Schiassomat schrieb:


> das mit dem Wiederstand kanst du gleich vergessen.


 
Mit einem entsprechenden Leistungswiderstand ist das kein Problem.

Drahtwiderstand 100W 5% 3r9, ATE ELECTRONICS | voelkner - direkt günstiger


----------



## Gast12348 (9. Oktober 2011)

*AW: 4 Ohm Subwoofer an 8 Ohm Ausgang???*

Genau von den teilen hab ich 2 stk im Auto, Sinnfrei ist es trotzdem da geht so viel leistung verloren bei Reihenschaltung


----------



## nfsgame (9. Oktober 2011)

*AW: 4 Ohm Subwoofer an 8 Ohm Ausgang???*

Sehen wirs positiv für ihn: Er braucht erstmal keine Heizung fürs Zimmer .


----------



## rebel4life (9. Oktober 2011)

*AW: 4 Ohm Subwoofer an 8 Ohm Ausgang???*



dfence schrieb:


> Sinnfrei ist es trotzdem da geht so viel leistung verloren bei Reihenschaltung


 
a) diesen Widerstand, b) Übertrager oder c) neue Endstufe.

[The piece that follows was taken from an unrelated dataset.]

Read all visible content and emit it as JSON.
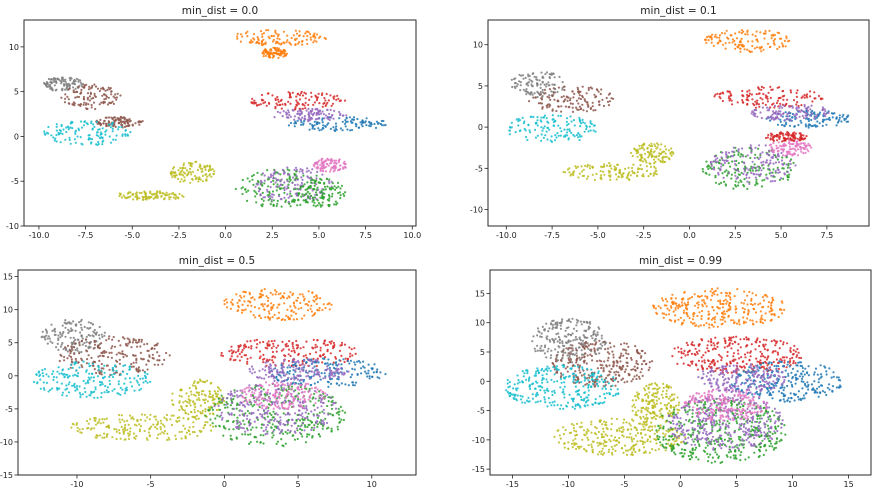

Preislich dürfte wohl a) am billigsten sein, dann c) und dann b). 

Sprich Der Widerstand ist in diesem Fall die beste Lösung.


----------



## fpsJunkie (9. Oktober 2011)

Panasonic SA-AK640 ist die genaue Bezeichnung
Also warm wird der Widerstand schon, aber funktionieren tuts (auch nach ein paar stunden) auf alle fälle.
für ein zimmer von 12qm reicht auch die halbe leistung von 150 watt 
der originale sub hatte auch nur 180 rms und ich denke das die anlage das auch ausgibt.


----------



## nfsgame (9. Oktober 2011)

*AW: 4 Ohm Subwoofer an 8 Ohm Ausgang???*

Zusammenzählen gilt schon aufgrund der unterschiedlichen Impedanzen nicht gut ..



			
				Panasonic-Website schrieb:
			
		

> FTC Output power
> * THD 10%*
> 100 Hz to 3 kHz
> (Low channel-both channels driven) 75 W per channel (3 Ω)
> ...



Nebenbei ist ein Klirrfaktor von 10% (in Worten: ZEHN!) erbärmlichst . Bei noch annehmbaren 1% sind bestimmt nur noch 20/20/60W übrig .


----------



## rebel4life (9. Oktober 2011)

*AW: 4 Ohm Subwoofer an 8 Ohm Ausgang???*

Na und? Rate mal wieviel dein Lautsprecher hat. Die sind garantiert net besser.


----------



## nfsgame (9. Oktober 2011)

*AW: 4 Ohm Subwoofer an 8 Ohm Ausgang???*

Da brauch ich nicht raten, da gibts sogar Messprotokolle zu. Aber ich hab es lieber vom Lautsprecher, wo es nebenbei bis 85dB und über 160Hz unter 1% liegt, als vom Verstärker. Aber hey: ich will dir nicht verbieten dir sonen Klirrbomber hinzustellen, aber wieso hast du dann den NAD und den Marantz?


----------



## rebel4life (9. Oktober 2011)

*AW: 4 Ohm Subwoofer an 8 Ohm Ausgang???*



nfsgame schrieb:


> aber wieso hast du dann den NAD und den Marantz?


 
Weil ich es kann.


----------



## nfsgame (9. Oktober 2011)

*AW: 4 Ohm Subwoofer an 8 Ohm Ausgang???*

Gut, genug OT. Ich kann auch so einiges  .


----------



## Gast12348 (9. Oktober 2011)

*AW: 4 Ohm Subwoofer an 8 Ohm Ausgang???*

Power consumption 132 W 

Wie sollen da 580watt rauskommen wenn die Anlage grad mal 132watt aus der Steckdose zieht ?


----------



## Scheolin (9. Oktober 2011)

da is n perpetuum mobile eingebaut, is doch klar. Selbiges findet man auch häufig in Tonreproduzierenden Geräten eines bekannten Perpherieherstellers, leider werden diese häufig als "Brüllwürfel" abgetan und man verkennt die Leistungsfähigkeit eines integrieren Perpetuum Mobiles, wie sie in Produkten dieser Preis- und Klangklasse häufig anzutreffen sind.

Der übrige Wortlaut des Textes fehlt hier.